As I mentioned my novel Postsingular at the talk, the subject of the singularity-maven Ray Kurzweil came up. There was an article in Wired last month which discussed about Ray’s obsession with living a long time. Ray actually sells pills online! Might the phrase “snake-oil salesman” have any relevance here?

The problem of death is like a koan: “Hi, you’re alive and everything is great. But you’re going to die and it’s all going to end. What are you going to do about that?”

I’ve been thinking about philosophy and the problem of death ever since I was sixteen — what set me off at that time was that I was in a potentially lethal car crash. After nearly fifty years of grappling with the problem of death, I’ve reached the point where I’m okay with it — that is, it doesn’t totally freak me out.

I enjoy life, mind you, and I go to reasonable lengths to stay healthy and to keep myself alive. I don’t want to die. But I’d like to think that I’ve learned to face the prospect with a certain equanimity and philosophical detachment.

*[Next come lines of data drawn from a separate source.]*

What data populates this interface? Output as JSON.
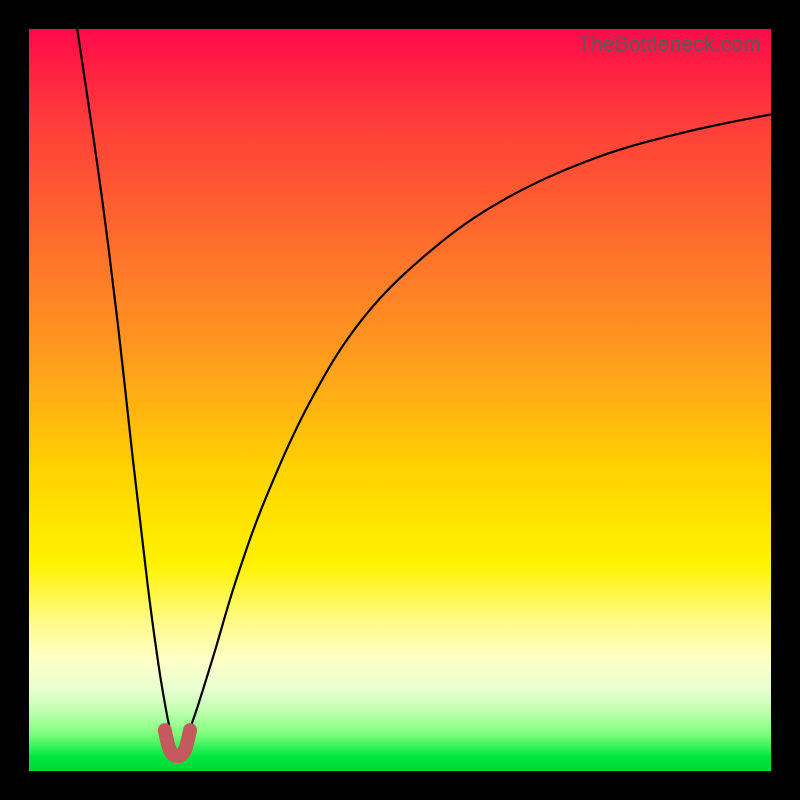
{
  "watermark": "TheBottleneck.com",
  "colors": {
    "frame": "#000000",
    "curve": "#000000",
    "cup_marker": "#c45a5d",
    "gradient_top": "#ff0a4a",
    "gradient_bottom": "#00d835"
  },
  "chart_data": {
    "type": "line",
    "title": "",
    "xlabel": "",
    "ylabel": "",
    "xlim": [
      0,
      100
    ],
    "ylim": [
      0,
      100
    ],
    "grid": false,
    "legend": false,
    "note": "Bottleneck-style V curve; values are percentages of plot area (read off pixel positions). x=0 left edge, y=0 bottom.",
    "minimum": {
      "x": 20,
      "y": 2
    },
    "series": [
      {
        "name": "left-branch",
        "description": "Steep descending arc from top-left corner down to the minimum cup",
        "x": [
          6.5,
          8,
          10,
          12,
          14,
          16,
          17.5,
          18.7,
          19.5,
          20
        ],
        "y": [
          100,
          90,
          76,
          60,
          42,
          25,
          14,
          7,
          3.5,
          2
        ]
      },
      {
        "name": "right-branch",
        "description": "Rising arc from the minimum cup out to the upper-right edge",
        "x": [
          20,
          21,
          22.5,
          25,
          28,
          32,
          38,
          45,
          54,
          64,
          76,
          88,
          100
        ],
        "y": [
          2,
          4,
          8,
          16,
          26,
          37,
          50,
          61,
          70,
          77,
          82.5,
          86,
          88.5
        ]
      },
      {
        "name": "cup-marker",
        "description": "Thick salmon U-shaped marker at the curve minimum",
        "x": [
          18.3,
          19,
          20,
          21,
          21.7
        ],
        "y": [
          5.5,
          2.8,
          2,
          2.8,
          5.5
        ],
        "color": "#c45a5d"
      }
    ]
  }
}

The key move is to identify my “self” with something larger than my doomed meat body. I might, for instance, think of my “self” as extending into my descendents, or into the minds of my students and readers.

Even more lastingly, I can identify my “self” with the Ultimate Being that underlies the Cosmos — whatever that is. The big “I Am.”

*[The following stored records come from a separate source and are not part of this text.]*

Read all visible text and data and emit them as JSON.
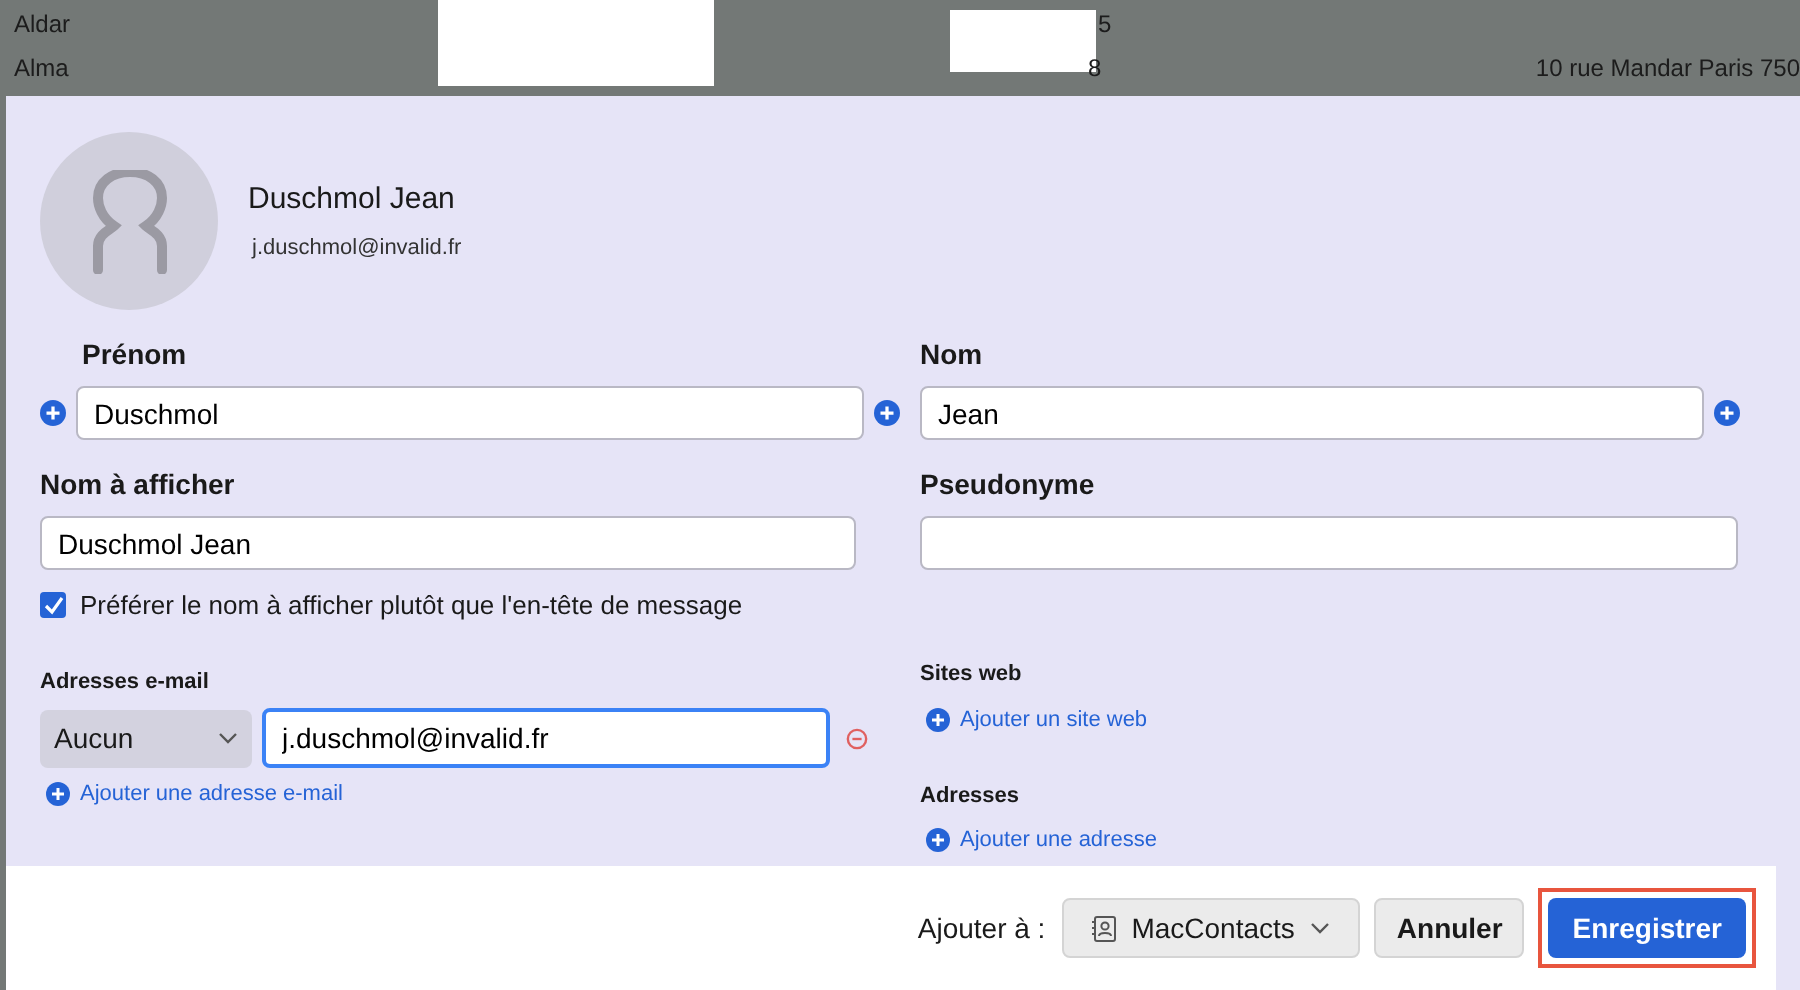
{
  "background_list": {
    "rows": [
      {
        "name": "Aldar",
        "column_3": "5"
      },
      {
        "name": "Alma",
        "column_3": "8",
        "column_4": "10 rue Mandar Paris 750"
      }
    ]
  },
  "contact": {
    "display_name": "Duschmol Jean",
    "email": "j.duschmol@invalid.fr"
  },
  "fields": {
    "first_name": {
      "label": "Prénom",
      "value": "Duschmol"
    },
    "last_name": {
      "label": "Nom",
      "value": "Jean"
    },
    "display_name": {
      "label": "Nom à afficher",
      "value": "Duschmol Jean"
    },
    "nickname": {
      "label": "Pseudonyme"
    }
  },
  "prefer_display_name": {
    "label": "Préférer le nom à afficher plutôt que l'en-tête de message",
    "checked": true
  },
  "emails": {
    "label": "Adresses e-mail",
    "type": "Aucun",
    "value": "j.duschmol@invalid.fr",
    "add_link": "Ajouter une adresse e-mail"
  },
  "websites": {
    "label": "Sites web",
    "add_link": "Ajouter un site web"
  },
  "addresses": {
    "label": "Adresses",
    "add_link": "Ajouter une adresse"
  },
  "footer": {
    "add_to_label": "Ajouter à :",
    "address_book": "MacContacts",
    "cancel": "Annuler",
    "save": "Enregistrer",
    "save_highlighted": true
  }
}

This classic rubric for this philosophical move is to describe death as follows: “The dewdrop slides into the shining sea.”

Letting go of an obsessive attachment to your meat body is a source of liberation. If you’re totally freaked about your mortality, it makes for a weak point where the government and big business can get at you. They use the fear to control you. The subtext of the majority of ads and government propaganda is: do what we say or you’ll die.

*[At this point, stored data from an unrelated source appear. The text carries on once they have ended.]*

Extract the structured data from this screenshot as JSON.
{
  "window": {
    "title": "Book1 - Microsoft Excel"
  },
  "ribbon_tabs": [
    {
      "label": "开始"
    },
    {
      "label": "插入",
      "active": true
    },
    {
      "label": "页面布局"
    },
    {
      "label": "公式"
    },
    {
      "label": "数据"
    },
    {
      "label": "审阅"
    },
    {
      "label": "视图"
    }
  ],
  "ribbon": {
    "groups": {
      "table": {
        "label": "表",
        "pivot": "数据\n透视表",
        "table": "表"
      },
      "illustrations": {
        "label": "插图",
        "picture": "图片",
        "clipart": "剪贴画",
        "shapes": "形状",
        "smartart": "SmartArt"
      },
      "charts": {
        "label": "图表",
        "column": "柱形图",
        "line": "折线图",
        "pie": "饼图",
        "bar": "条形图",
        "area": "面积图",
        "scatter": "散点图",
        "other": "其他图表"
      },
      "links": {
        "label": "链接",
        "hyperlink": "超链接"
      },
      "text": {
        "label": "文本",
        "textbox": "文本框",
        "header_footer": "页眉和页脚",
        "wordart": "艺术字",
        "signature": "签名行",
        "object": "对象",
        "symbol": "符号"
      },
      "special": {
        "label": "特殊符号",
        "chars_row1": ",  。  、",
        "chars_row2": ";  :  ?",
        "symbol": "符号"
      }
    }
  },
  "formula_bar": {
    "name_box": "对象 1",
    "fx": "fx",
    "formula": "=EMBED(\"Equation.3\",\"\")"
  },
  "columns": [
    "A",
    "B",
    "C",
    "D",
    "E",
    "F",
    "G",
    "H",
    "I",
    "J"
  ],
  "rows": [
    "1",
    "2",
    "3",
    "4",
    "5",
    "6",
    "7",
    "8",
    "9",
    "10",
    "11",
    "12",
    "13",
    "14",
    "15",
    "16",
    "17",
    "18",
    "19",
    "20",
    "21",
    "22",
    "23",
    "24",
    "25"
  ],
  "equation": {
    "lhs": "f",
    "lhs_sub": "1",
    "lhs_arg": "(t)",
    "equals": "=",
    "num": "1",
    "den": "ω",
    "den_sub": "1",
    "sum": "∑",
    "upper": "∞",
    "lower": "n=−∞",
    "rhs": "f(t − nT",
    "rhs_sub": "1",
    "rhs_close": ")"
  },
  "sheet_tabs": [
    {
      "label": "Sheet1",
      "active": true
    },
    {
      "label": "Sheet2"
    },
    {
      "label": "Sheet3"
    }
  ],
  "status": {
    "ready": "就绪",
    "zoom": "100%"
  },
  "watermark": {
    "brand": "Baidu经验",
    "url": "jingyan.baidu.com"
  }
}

It’s good to be alive today. That’s all I get (today), and that’s enough.

Brave words, mouth noises, but they have no real bearing on the ache of nostalgia that I felt driving south along the coast in the dusk, as if driving through my life, past the south end of Point Reyes where my son had his 30th birthday party five years ago, past Stinson Beach where the family and I gathered after my mother’s death thirteen years ago, through Muir Beach where I worked on the CA Lab software with John Walker twenty years ago…is it life’s transitory nature that makes it so painful and so sweet?